Usable solar radiation (USR) represents spectrally integrated solar energy in the spectral range of 400–560 nm, a domain where photons penetrate the most in oceanic waters and thus contribute to photosynthesis and heating at deeper depths. Through purely numerical simulations, it was found that the diffuse attenuation coefficient of downwelling USR ( K d (USR), m −1 ) is nearly a constant vertically in the upper water column for clear waters and most turbid waters. Subsequently an empirical model was developed to estimate K d (USR) based on the diffuse attenuation coefficient at 490 nm ( K d (490), m −1 ). We here evaluate this relationship using data collected from a wide range of oceanic and coastal environments and found that the relationship between K d (490) and K d (USR) developed via the numerical simulation is quite robust. We further refined this relationship to extend the applicability to “clearest” natural waters. This refined relationship was then used to produce sample distribution of K d (USR) of global oceans.

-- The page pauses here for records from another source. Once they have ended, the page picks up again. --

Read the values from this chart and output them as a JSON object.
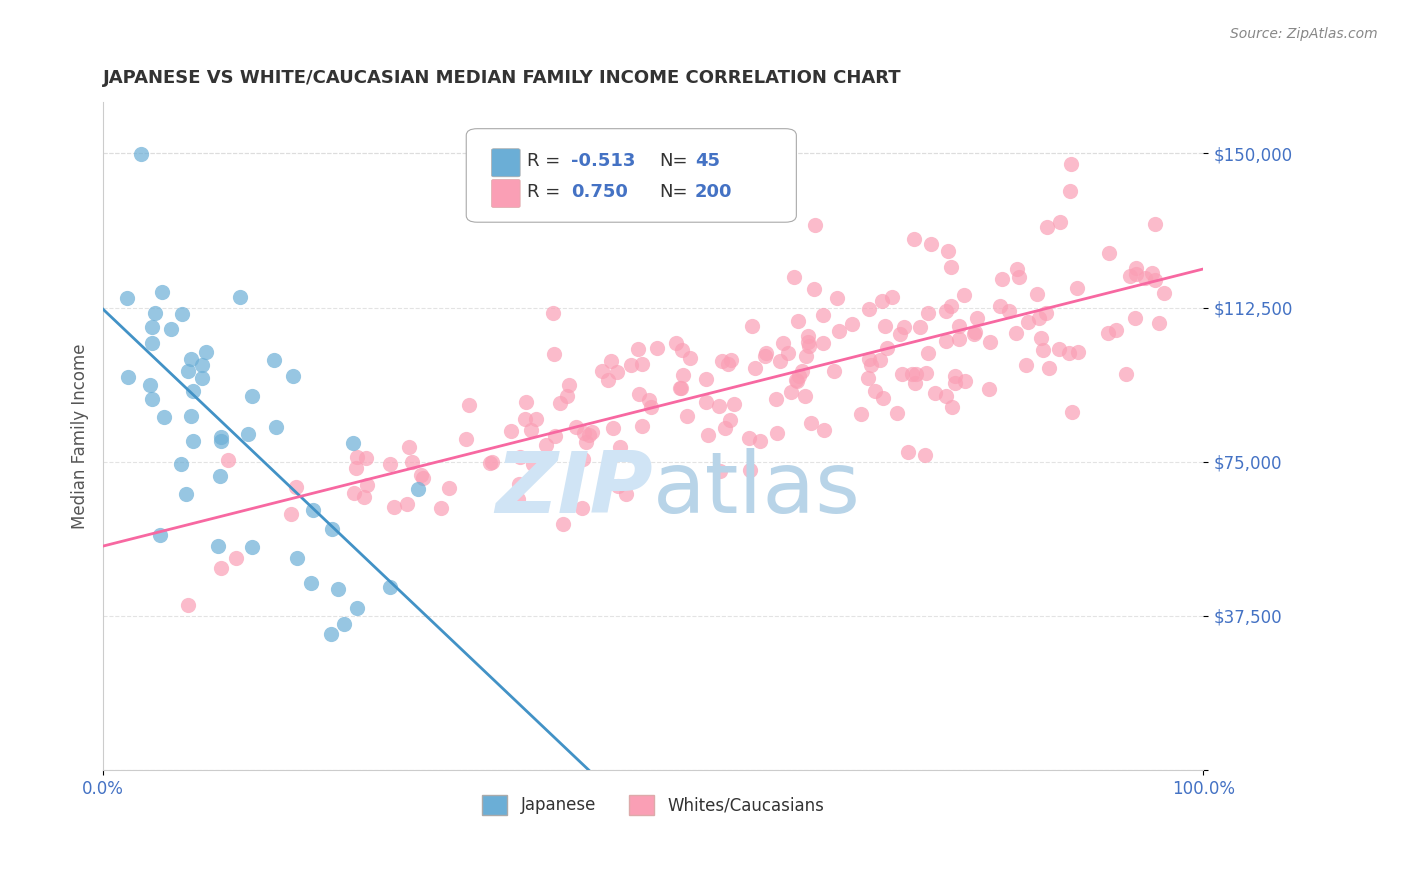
{
  "title": "JAPANESE VS WHITE/CAUCASIAN MEDIAN FAMILY INCOME CORRELATION CHART",
  "source": "Source: ZipAtlas.com",
  "xlabel": "",
  "ylabel": "Median Family Income",
  "xlim": [
    0,
    1.0
  ],
  "ylim": [
    0,
    162500
  ],
  "yticks": [
    0,
    37500,
    75000,
    112500,
    150000
  ],
  "ytick_labels": [
    "",
    "$37,500",
    "$75,000",
    "$112,500",
    "$150,000"
  ],
  "xtick_labels": [
    "0.0%",
    "100.0%"
  ],
  "legend_label1": "Japanese",
  "legend_label2": "Whites/Caucasians",
  "R1": "-0.513",
  "N1": "45",
  "R2": "0.750",
  "N2": "200",
  "color_blue": "#6baed6",
  "color_pink": "#fa9fb5",
  "color_blue_dark": "#4292c6",
  "color_pink_dark": "#f768a1",
  "color_axis": "#4472c4",
  "watermark_color": "#d0e4f5",
  "background_color": "#ffffff",
  "grid_color": "#dddddd",
  "title_color": "#333333",
  "seed": 42,
  "n_japanese": 45,
  "n_white": 200
}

As expected, extremely low K d (USR) (∼0.02 m −1 ) was observed in ocean gyres, while significantly higher K d (USR) (∼5.2 m −1 ) was found in very turbid coastal regions. A useful application of K d (USR) is to easily and accurately propagate surface USR to deeper depths, potentially to significantly improve the estimation of basin scale primary production and heat fluxes in the upper water column.